A better understanding of the Miocene geologic history of the southern Salinian block is aided by a stratigraphic and paleoenvironmental study of the Monterey Formation. Extensive subsurface and surface data enable construction of isopach, paleobathymetric, age-relationship, and paleogeographic maps that document the depositional history of the Monterey Formation. Isopach maps show that the formation ranges up to 1,400 m (4,500 ft) thick beneath Cuyama valley. Other areas of maximum accumulation occur in the northwest Caliente Range and the Indian Creek area. Offset of isopachs north of Barrett Ridge suggests approximately 15 km (9 mi) of post-middle Miocene right slip on the San Juan fault.

Age-relationship maps of the upper and lower contacts of the Monterey Formation for the area from Cuyama Valley to the northern La Panza Range indicate that both the top and base of the formation become younger toward the northwest—the base ranging from Saucesian to Relizian and the top from Relizian to Mohnian. Paleobathymetric maps, based on the distribution of benthic Foraminifera, are plotted on four time slices: late Saucesian, Relizian, Luisian, and early Mohnian. These maps also indicate that the Cuyama basin filled from the southeast to the northwest, and they reflect the migration of maximum subsidence in that direction during the Miocene.

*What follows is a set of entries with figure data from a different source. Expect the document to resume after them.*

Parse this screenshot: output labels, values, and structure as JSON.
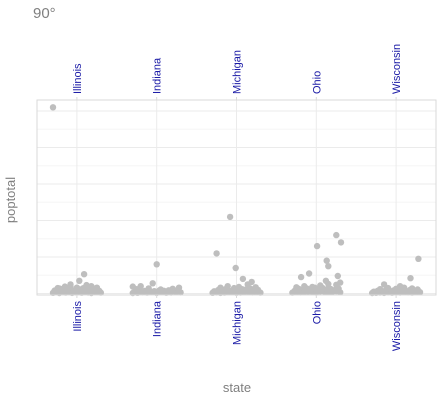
{
  "chart_data": {
    "type": "scatter",
    "title": "90°",
    "xlabel": "state",
    "ylabel": "poptotal",
    "categories": [
      "Illinois",
      "Indiana",
      "Michigan",
      "Ohio",
      "Wisconsin"
    ],
    "ylim": [
      -40000,
      5300000
    ],
    "y_ticks": [
      0,
      1000000,
      2000000,
      3000000,
      4000000,
      5000000
    ],
    "y_tick_labels_shown": false,
    "x_tick_labels_top": true,
    "x_tick_label_rotation": 90,
    "grid": true,
    "point_color": "#bebebe",
    "tick_label_color": "#1a1aa6",
    "series": [
      {
        "category": "Illinois",
        "x_jitter": [
          -0.3,
          -0.26,
          -0.22,
          -0.18,
          -0.14,
          -0.1,
          -0.06,
          -0.02,
          0.02,
          0.06,
          0.1,
          0.14,
          0.18,
          0.22,
          0.26,
          0.3,
          -0.28,
          -0.2,
          -0.12,
          -0.04,
          0.04,
          0.12,
          0.2,
          0.28,
          -0.24,
          -0.16,
          -0.08,
          0.0,
          0.08,
          0.16,
          0.24,
          -0.15,
          -0.08,
          0.03,
          0.12,
          0.18,
          0.25,
          -0.22,
          -0.01,
          0.09,
          -0.3
        ],
        "values": [
          20000,
          35000,
          15000,
          60000,
          25000,
          40000,
          18000,
          30000,
          55000,
          22000,
          45000,
          28000,
          16000,
          50000,
          33000,
          26000,
          80000,
          120000,
          95000,
          70000,
          110000,
          65000,
          90000,
          75000,
          150000,
          135000,
          180000,
          160000,
          145000,
          170000,
          125000,
          190000,
          250000,
          350000,
          230000,
          200000,
          160000,
          140000,
          100000,
          530000,
          5100000
        ]
      },
      {
        "category": "Indiana",
        "x_jitter": [
          -0.3,
          -0.24,
          -0.18,
          -0.12,
          -0.06,
          0.0,
          0.06,
          0.12,
          0.18,
          0.24,
          0.3,
          -0.27,
          -0.21,
          -0.15,
          -0.09,
          -0.03,
          0.03,
          0.09,
          0.15,
          0.21,
          0.27,
          -0.25,
          -0.1,
          0.05,
          0.2,
          -0.2,
          -0.05,
          -0.3,
          0.28,
          0.0
        ],
        "values": [
          15000,
          20000,
          30000,
          25000,
          40000,
          18000,
          35000,
          22000,
          28000,
          45000,
          32000,
          60000,
          55000,
          70000,
          50000,
          65000,
          80000,
          75000,
          90000,
          85000,
          100000,
          120000,
          140000,
          110000,
          130000,
          200000,
          280000,
          190000,
          160000,
          800000
        ]
      },
      {
        "category": "Michigan",
        "x_jitter": [
          -0.3,
          -0.25,
          -0.2,
          -0.15,
          -0.1,
          -0.05,
          0.0,
          0.05,
          0.1,
          0.15,
          0.2,
          0.25,
          0.3,
          -0.28,
          -0.18,
          -0.08,
          0.02,
          0.12,
          0.22,
          -0.23,
          -0.13,
          -0.03,
          0.07,
          0.17,
          0.27,
          -0.2,
          -0.11,
          0.03,
          0.14,
          0.24,
          0.19,
          0.08,
          -0.25,
          -0.01,
          -0.08
        ],
        "values": [
          20000,
          30000,
          18000,
          25000,
          40000,
          35000,
          22000,
          28000,
          45000,
          50000,
          32000,
          38000,
          26000,
          60000,
          80000,
          70000,
          90000,
          110000,
          75000,
          95000,
          130000,
          150000,
          120000,
          140000,
          100000,
          160000,
          200000,
          180000,
          250000,
          170000,
          320000,
          400000,
          1100000,
          700000,
          2100000
        ]
      },
      {
        "category": "Ohio",
        "x_jitter": [
          -0.3,
          -0.25,
          -0.2,
          -0.15,
          -0.1,
          -0.05,
          0.0,
          0.05,
          0.1,
          0.15,
          0.2,
          0.25,
          0.3,
          -0.27,
          -0.17,
          -0.07,
          0.03,
          0.13,
          0.23,
          -0.22,
          -0.12,
          -0.02,
          0.08,
          0.18,
          0.28,
          -0.25,
          -0.15,
          -0.05,
          0.05,
          0.15,
          0.25,
          0.3,
          0.12,
          -0.19,
          -0.09,
          0.15,
          0.27,
          0.13,
          0.01,
          0.31,
          0.25
        ],
        "values": [
          25000,
          40000,
          30000,
          35000,
          55000,
          45000,
          28000,
          60000,
          50000,
          38000,
          42000,
          65000,
          33000,
          80000,
          100000,
          90000,
          120000,
          110000,
          95000,
          130000,
          140000,
          160000,
          150000,
          125000,
          135000,
          170000,
          200000,
          180000,
          220000,
          260000,
          240000,
          300000,
          350000,
          450000,
          550000,
          750000,
          480000,
          900000,
          1300000,
          1400000,
          1600000
        ]
      },
      {
        "category": "Wisconsin",
        "x_jitter": [
          -0.3,
          -0.25,
          -0.2,
          -0.15,
          -0.1,
          -0.05,
          0.0,
          0.05,
          0.1,
          0.15,
          0.2,
          0.25,
          0.3,
          -0.28,
          -0.18,
          -0.08,
          0.02,
          0.12,
          0.22,
          -0.23,
          -0.13,
          -0.03,
          0.07,
          0.17,
          0.27,
          -0.2,
          -0.1,
          0.0,
          0.1,
          0.2,
          0.05,
          -0.15,
          0.18,
          0.28
        ],
        "values": [
          15000,
          20000,
          25000,
          18000,
          30000,
          22000,
          35000,
          28000,
          40000,
          32000,
          26000,
          45000,
          38000,
          50000,
          60000,
          55000,
          70000,
          65000,
          80000,
          75000,
          90000,
          85000,
          100000,
          95000,
          110000,
          120000,
          150000,
          130000,
          160000,
          140000,
          200000,
          250000,
          420000,
          950000
        ]
      }
    ]
  }
}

The relationship of general stratigraphy to structural features in the Cuyama basin shows that certain faults and anticlines were active during the deposition of the Monterey Formation. Specifically, the Cox fault zone and South Cuyama anticline show evidence of such movement, beginning in the early Miocene, which affected the distribution of the formation. These relationships reflect an episode of structural deformation preceding the late Neogene episode associated with movement on the San Andreas fault system, and they may be related to the earliest activity on this system.